Vince's column is now  a regular feature of beernexus.com
Check back often for the next installment of

Vince's  Adventures in Beerland
                        Hold the Food, Please
                                   by Vince Capano        


Now don’t get me wrong, I really can appreciate how matching an appropriate
beverage with food can work magic on the taste buds.  It’s the abracadabra factor
that helped to create wealthy vintners and pretentious oenophiles.    And now
they’re trying to do it with beer.  Beer writers produce column after column about
the correct pairings of food and beer.  Garret Oliver’s  book The Brewmaster’s
Table has become the bible of every restaurant jumping on the craft beer
bandwagon.  While I’m all for anything that gives great beer it’s proper place at the
top of the alcoholic beverage tree, I don’t feel a need to change its taste in any
way.   So, I hereby go on record as casting my official vote for drinking
beer with ….. beer.  


Frankly I don’t really care if my double IPA will enhance the flavor of that spicy
Mexican dish I just ordered or if a pint of imperial stout will bring out the soy in my
veggie burger.  I want to taste my beer for what it is, all by itself.  While a pilsner
may be great with a hot dog, the mustard will say bye-bye to the subtleties the
brewer worked so hard to weave into his creation.  


If, for example, you decide to match a beer with Epoisses de Bourgogne, a
cheese so smelly it is reputedly banned from public transport in France, you can
forget about even knowing, without looking of course, that you’re even drinking
beer.  Beer may enhance the food but the food can ruin the beer.  Why not trust in
the wisdom of the greats in beer history.   Schafter said it’s the “one beer to have
when you’re having more than one”.  Notice they didn’t add with BBQ or Quaker
oatmeal.   Carling always said “Hey Mable, Black Label” and never asked for food
with it.  Hamm’s came “from the Land of sky blue waters and from the land of
pines, lofty balsam” not from the kitchen where the chef was cooking all that food
that overpowers your beer’s flavors.  Rainier beer told us that it had “mountain
fresh taste since 1878” so who are we to deny over 130 years of fresh tasting
history?  Indeed, it doesn’t get any clearer or more direct that the teachings of
Double Diamond, “I'm only here for the beer".
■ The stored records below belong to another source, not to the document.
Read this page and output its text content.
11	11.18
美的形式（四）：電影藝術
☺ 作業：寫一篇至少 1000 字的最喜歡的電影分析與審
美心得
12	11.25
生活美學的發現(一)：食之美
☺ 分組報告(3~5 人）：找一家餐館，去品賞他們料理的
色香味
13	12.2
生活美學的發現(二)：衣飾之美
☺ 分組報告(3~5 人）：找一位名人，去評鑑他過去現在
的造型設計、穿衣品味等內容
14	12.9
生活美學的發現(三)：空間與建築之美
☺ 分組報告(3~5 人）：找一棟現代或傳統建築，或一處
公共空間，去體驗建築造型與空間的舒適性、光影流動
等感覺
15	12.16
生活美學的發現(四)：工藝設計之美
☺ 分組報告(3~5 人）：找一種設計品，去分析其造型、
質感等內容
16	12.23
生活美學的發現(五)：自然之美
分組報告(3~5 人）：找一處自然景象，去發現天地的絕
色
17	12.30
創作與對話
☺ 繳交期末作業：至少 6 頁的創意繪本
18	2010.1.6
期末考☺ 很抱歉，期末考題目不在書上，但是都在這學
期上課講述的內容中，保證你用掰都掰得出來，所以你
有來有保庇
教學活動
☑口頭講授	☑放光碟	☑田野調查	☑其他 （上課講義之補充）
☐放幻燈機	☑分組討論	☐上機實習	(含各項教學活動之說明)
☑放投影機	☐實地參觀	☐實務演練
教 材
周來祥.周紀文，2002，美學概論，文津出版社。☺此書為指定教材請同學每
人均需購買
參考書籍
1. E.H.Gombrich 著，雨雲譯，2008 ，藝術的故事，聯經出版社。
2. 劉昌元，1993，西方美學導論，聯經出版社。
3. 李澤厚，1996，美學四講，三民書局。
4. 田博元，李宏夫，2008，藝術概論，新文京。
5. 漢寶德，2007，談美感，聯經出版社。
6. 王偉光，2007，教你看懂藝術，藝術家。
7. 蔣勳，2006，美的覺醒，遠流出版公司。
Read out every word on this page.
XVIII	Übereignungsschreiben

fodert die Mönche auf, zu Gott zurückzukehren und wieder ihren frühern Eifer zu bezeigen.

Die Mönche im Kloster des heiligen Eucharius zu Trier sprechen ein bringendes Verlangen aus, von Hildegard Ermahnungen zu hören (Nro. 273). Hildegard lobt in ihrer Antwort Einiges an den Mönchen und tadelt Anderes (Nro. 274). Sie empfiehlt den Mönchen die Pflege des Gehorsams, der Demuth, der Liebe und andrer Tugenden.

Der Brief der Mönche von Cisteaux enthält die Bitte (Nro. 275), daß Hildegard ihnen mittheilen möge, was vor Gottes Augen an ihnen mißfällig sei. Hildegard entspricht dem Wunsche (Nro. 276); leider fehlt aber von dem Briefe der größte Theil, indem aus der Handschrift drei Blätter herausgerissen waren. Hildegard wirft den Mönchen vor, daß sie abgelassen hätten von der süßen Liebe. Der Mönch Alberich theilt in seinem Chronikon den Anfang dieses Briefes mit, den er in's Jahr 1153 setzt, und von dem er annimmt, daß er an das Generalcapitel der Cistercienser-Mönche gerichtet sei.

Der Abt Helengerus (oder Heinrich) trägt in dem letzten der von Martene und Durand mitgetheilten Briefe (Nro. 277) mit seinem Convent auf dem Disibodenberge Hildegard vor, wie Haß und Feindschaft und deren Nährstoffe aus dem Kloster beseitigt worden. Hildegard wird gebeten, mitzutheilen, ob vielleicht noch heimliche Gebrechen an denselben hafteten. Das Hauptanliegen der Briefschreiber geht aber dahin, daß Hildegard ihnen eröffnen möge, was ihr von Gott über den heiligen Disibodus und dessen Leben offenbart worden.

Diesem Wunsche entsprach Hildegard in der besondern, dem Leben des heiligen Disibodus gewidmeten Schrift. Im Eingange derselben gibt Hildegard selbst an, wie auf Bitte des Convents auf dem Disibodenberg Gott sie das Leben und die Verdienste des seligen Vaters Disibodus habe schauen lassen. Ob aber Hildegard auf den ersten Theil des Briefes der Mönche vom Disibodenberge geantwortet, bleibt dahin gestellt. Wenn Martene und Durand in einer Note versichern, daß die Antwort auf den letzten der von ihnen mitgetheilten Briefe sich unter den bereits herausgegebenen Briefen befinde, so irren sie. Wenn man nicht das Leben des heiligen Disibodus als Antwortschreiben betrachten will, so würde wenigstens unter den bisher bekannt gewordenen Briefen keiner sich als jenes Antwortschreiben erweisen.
Some pubs have taken the Double Diamond slogan to heart.  They serve beer
and nothing else.  Th-th-th-that's all folks.  No kitchen, no chef, no microwave; not
even a campfire.   These establishments are just right for those of you fearful that
the temptation to eat while you’re drinking great craft beer would be too strong to
resist.   It’s all about the taps; trust in them.  In fact, according to “Barking” Tom, a
guy I talked to just before he was cut off at my regular pub last week, several
Malaysian sects and the leading Tibetan gurus believe beer taps are  powerful
talismans against evil food desires and stomach grumblings.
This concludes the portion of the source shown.